Liputan6.com, Yogyakarta - Satu-satunya duta teh Daerah Istimewa Yogyakarta yaitu Teh Menoreh hadir dari kebun teh di dua kecamatan Kulon Progo. Teh Ki Suko dan Teh Sangrai Menoreh menjadi dua jenis teh Menoreh yang terlihat jelas di pasaran nasional hingga dunia.
"Kalo Yogya ya teh Menoreh dan teh Green Tea Ki Suko ini produknya dari Girimulyo dan Samigaluh. Kami sempat ribuan (bungkus teh) tidak nyampai dua minggu habis. Pernah kirim ke Bali, Lombok, Sumbawa, Banda Aceh cakupan nasional tapi lebih banyak suvenir wisata seperti Perancis, Jerman, hingga Korea," kata Sukohadi Ketua Pengelola Kampung Teh Suko kepada Liputan6.com Kamis (25/7/2019).
Sukohadi mengatakan Teh Menoreh dengan produk Teh Ki Suko memiliki 5 varian. Sementara teh Sangrai Menoreh hanya satu varian saja.
Advertisement
Baca Juga
"Green Tea, Yellow Tea, White Tea yaitu teh putih warnanya silver, satunya aslinya teh raja Mataram kalo diluar teh Black Dragon itu penemuan kami. Datang dari dosen Kanada, guru besar Jerman, Australia, universitas Handong Korsel karena orang luar kesulitan maka kami kasih nama Black Dragon dan satu lagi Red tea. Kalau Sangrai Menoreh hanya satu varian saja," katanya.
Sukohadi menjelaskan kebun teh di Nglinggo, Kulon Progo ini menjadi satu-satunya kebun teh di Yogyakarta. Ia mengklaim wilayah ini memiliki budaya teh yang baik di DI Yogyakarta.
"Bantul tidak ada karena teh itu minimal di DPL 600 kami di 9000-1500," katanya.

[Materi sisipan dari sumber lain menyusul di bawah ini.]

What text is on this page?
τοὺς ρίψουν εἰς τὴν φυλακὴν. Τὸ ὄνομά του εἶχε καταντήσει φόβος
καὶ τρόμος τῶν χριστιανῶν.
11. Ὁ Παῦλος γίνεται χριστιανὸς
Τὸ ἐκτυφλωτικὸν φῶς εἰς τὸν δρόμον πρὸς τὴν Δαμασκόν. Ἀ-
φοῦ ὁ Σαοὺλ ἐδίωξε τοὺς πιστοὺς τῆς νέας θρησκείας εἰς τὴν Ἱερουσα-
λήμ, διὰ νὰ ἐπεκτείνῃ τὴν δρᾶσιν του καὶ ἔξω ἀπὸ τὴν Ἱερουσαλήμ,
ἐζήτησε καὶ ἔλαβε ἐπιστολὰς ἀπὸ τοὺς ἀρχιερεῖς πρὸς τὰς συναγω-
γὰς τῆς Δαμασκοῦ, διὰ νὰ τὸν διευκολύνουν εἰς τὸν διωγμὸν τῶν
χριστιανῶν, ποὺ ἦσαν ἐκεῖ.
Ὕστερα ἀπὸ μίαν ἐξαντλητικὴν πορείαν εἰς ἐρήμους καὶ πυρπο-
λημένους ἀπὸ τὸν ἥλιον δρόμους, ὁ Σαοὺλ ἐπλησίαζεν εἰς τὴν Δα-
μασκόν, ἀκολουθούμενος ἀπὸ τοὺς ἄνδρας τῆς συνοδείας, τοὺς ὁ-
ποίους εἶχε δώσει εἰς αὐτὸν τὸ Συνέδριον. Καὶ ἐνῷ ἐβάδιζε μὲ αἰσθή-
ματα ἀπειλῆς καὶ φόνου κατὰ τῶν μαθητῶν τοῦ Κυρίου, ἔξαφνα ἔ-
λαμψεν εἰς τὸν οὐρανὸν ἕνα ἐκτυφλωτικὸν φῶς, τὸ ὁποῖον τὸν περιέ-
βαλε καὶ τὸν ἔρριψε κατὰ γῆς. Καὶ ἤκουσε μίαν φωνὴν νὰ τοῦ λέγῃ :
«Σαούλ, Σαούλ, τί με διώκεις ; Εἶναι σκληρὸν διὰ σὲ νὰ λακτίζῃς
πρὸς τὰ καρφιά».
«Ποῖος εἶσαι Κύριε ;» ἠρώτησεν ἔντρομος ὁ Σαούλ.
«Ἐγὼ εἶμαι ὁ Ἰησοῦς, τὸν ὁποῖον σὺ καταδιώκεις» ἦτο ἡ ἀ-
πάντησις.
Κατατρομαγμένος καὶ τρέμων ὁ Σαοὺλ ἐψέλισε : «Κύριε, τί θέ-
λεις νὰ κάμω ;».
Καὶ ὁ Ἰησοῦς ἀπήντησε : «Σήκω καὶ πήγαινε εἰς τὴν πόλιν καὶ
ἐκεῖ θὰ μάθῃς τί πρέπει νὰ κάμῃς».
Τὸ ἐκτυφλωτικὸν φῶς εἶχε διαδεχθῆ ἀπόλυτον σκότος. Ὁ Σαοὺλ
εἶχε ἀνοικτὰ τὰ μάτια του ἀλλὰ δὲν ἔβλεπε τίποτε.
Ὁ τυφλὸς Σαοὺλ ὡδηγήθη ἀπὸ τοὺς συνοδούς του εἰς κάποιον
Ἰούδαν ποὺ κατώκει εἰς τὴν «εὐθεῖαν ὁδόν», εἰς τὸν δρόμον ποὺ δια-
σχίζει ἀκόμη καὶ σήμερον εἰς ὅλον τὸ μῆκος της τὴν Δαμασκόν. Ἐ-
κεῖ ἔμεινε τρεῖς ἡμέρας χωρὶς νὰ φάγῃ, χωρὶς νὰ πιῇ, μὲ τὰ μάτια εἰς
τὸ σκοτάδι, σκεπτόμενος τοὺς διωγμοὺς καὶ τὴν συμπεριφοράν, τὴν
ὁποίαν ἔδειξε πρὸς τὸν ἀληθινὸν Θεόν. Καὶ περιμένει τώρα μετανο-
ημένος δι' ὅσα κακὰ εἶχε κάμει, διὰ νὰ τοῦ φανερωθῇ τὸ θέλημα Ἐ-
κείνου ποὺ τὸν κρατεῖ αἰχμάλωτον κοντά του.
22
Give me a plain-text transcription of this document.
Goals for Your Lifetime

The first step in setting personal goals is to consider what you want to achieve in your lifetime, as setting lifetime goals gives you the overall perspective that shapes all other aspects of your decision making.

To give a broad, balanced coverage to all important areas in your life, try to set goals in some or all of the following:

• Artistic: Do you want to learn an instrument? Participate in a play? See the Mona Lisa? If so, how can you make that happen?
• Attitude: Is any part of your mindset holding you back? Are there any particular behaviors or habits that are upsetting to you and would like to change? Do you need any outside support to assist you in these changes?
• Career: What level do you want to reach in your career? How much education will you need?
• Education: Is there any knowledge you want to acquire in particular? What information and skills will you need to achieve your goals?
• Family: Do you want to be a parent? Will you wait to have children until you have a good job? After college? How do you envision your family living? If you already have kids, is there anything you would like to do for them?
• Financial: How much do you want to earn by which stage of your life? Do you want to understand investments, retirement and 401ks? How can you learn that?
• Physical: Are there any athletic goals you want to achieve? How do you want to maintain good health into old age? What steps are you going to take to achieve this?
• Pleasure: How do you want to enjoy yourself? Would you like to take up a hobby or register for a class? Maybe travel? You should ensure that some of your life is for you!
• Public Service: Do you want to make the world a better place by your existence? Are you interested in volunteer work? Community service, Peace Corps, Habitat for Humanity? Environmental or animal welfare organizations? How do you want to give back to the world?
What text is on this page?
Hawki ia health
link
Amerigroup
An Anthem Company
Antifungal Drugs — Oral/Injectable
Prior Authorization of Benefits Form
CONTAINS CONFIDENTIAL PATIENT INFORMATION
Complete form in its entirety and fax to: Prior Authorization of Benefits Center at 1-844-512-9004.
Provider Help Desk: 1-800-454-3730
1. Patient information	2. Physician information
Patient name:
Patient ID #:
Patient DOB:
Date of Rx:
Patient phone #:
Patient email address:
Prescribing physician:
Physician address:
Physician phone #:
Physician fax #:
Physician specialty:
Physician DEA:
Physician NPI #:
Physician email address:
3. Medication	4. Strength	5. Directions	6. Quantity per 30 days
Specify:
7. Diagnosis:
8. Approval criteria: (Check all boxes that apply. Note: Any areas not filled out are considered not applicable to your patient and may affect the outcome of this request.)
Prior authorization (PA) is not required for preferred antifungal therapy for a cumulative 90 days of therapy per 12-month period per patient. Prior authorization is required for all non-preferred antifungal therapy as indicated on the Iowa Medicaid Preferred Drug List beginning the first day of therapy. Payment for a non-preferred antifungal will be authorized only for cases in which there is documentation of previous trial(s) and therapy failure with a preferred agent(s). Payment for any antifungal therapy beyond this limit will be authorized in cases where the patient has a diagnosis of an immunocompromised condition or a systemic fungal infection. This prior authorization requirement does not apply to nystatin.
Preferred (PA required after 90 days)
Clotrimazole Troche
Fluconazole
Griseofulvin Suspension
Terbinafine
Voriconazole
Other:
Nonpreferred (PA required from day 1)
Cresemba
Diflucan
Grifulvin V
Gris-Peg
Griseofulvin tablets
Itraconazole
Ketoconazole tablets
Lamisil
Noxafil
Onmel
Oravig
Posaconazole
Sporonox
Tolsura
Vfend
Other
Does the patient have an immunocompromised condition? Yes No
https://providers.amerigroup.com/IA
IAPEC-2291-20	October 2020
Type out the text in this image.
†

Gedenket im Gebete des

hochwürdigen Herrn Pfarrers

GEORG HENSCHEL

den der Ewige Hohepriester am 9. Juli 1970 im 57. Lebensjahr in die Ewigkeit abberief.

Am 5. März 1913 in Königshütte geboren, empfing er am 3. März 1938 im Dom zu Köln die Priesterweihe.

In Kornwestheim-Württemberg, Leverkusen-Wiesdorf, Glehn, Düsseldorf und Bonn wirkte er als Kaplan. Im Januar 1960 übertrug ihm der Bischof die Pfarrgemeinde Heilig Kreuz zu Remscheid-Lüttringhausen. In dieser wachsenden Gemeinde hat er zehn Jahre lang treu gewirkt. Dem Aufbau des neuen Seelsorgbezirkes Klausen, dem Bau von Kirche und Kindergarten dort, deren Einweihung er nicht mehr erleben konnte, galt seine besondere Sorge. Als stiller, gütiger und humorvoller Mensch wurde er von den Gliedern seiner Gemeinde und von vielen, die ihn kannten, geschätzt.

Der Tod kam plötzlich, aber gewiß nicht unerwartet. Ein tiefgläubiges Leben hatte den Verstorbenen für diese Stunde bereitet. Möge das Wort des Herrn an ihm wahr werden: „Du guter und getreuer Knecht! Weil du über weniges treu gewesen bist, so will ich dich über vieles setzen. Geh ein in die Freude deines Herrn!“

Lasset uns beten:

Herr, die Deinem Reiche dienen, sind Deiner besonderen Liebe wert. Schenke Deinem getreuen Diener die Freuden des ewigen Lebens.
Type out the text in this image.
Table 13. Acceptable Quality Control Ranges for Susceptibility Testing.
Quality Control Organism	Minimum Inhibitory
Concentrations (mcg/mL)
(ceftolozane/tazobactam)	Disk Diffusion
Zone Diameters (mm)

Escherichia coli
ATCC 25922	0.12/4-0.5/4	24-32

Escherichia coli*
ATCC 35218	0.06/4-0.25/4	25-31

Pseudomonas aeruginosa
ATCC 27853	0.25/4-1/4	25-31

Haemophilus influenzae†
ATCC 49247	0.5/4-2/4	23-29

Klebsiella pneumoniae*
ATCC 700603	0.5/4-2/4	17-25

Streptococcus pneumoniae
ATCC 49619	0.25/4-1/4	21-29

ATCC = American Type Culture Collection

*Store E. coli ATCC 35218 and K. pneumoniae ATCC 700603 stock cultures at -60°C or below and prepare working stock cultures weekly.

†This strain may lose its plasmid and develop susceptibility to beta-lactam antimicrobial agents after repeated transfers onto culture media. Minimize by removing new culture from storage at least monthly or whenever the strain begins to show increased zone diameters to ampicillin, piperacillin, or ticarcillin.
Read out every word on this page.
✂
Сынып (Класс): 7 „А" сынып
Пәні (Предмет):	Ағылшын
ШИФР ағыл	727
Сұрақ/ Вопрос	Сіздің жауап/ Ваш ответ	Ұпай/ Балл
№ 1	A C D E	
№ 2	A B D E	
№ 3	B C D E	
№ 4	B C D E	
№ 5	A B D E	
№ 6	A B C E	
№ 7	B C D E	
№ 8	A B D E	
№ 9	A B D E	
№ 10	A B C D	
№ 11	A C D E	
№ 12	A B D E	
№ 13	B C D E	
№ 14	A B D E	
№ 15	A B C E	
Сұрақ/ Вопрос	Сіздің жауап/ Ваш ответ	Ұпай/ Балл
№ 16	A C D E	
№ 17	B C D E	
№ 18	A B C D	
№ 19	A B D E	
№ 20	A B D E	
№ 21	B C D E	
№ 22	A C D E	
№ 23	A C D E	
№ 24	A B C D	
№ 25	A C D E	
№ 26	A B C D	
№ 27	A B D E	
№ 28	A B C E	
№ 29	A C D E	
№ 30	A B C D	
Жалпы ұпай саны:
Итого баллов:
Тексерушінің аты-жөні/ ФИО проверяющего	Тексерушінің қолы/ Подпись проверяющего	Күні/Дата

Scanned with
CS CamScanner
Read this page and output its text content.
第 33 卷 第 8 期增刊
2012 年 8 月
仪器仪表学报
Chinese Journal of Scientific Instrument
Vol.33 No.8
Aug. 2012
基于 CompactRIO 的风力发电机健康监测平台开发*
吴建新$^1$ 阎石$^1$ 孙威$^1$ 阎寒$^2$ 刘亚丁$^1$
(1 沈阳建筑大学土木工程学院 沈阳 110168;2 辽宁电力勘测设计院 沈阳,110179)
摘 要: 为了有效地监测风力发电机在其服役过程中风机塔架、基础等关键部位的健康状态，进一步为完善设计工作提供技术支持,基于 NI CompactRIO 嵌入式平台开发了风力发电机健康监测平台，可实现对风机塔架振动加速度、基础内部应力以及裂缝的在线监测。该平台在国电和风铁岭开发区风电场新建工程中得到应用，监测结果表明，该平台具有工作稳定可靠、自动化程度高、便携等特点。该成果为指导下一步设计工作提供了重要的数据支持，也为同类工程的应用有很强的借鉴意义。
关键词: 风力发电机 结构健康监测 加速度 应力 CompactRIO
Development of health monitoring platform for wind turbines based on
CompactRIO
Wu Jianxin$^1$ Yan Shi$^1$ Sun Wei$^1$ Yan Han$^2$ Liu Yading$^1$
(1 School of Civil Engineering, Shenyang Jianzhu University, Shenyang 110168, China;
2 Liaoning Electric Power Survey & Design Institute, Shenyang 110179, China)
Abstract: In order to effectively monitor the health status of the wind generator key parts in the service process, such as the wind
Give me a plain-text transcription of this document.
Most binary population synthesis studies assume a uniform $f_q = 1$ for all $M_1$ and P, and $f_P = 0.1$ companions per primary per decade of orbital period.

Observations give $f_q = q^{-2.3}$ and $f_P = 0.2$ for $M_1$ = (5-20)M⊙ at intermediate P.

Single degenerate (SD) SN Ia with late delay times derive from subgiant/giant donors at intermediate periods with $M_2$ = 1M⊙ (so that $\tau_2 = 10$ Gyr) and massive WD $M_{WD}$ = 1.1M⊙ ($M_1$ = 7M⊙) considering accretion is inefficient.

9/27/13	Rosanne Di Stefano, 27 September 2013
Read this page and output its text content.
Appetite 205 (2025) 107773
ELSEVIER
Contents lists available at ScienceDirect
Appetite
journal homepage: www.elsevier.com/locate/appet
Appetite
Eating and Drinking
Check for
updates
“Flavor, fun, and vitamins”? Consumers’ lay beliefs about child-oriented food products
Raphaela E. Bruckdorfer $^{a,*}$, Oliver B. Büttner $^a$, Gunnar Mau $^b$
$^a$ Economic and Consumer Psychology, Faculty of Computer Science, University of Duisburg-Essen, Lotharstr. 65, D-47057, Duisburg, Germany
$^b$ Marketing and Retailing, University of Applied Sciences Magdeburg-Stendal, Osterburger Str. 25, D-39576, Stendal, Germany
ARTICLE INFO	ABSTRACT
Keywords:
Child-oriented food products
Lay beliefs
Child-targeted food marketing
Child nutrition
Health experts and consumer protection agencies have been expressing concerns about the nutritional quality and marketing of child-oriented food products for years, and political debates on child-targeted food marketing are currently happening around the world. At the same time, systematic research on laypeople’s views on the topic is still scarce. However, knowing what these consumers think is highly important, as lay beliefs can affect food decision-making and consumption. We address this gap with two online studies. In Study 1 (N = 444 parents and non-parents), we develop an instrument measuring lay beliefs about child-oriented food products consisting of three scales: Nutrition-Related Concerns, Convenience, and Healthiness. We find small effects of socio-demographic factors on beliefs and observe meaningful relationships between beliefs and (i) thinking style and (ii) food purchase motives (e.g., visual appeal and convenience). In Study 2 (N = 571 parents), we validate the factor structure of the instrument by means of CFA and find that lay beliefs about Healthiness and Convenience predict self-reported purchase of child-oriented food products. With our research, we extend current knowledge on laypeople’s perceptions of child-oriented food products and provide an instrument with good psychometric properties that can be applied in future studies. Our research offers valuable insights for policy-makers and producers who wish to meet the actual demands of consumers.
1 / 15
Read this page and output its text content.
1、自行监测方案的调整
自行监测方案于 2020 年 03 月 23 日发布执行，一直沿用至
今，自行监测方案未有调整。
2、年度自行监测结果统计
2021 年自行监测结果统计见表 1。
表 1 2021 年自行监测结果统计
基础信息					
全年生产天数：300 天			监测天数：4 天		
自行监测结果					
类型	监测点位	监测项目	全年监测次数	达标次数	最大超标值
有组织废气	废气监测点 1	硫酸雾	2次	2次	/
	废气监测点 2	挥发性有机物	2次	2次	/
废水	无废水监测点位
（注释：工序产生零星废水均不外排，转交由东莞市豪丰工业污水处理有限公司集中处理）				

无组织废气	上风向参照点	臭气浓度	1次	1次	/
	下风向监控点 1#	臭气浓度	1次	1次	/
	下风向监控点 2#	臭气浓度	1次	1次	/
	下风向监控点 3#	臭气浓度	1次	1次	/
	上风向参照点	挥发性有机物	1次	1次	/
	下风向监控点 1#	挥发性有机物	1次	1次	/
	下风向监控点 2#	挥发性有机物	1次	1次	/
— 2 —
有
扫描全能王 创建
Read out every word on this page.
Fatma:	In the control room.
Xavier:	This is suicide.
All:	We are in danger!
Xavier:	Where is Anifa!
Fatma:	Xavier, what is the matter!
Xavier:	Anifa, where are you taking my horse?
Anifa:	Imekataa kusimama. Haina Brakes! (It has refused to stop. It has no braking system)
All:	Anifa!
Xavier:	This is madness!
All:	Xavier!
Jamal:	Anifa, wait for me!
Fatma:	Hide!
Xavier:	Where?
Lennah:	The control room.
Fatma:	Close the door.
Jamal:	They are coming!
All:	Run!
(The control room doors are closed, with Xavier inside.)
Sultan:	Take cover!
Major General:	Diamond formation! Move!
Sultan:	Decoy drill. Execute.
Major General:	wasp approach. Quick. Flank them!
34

Teh Ki Suko merupakan teh premium dari teh Menoreh yang diambil dari buruh tani yang ada di dua kecamatan langsung. Namun, SOP pemetikan mulai dari kapan memetik, cara memetik hingga proses budidaya sesuai dengan standar dari Pusat Pengolahan Teh Menoreh atau PPTM.
"Teh Ki Suko itu 50 persen hasil dari petani buruh kami beli dan pasarkan. Permintaan tinggi itu untuk wisatawan. Kandungannya 0 metal, kalo pabrikan walaupun 0,00 sekian mereka ada. Di sinilah kami jadi teh sehat. Ini membantu masyarakat kecil," katanya.
Keistimewaan Teh Menoreh
Sukohadi mengatakan Kampung Teh Suko menyediakan Teh Menoreh yang memiliki keistimewaan tersendiri. Pengelolaan budidaya teh dengan riset membuat perbedaan teh ini dengan pengelolaan teh daerah lain.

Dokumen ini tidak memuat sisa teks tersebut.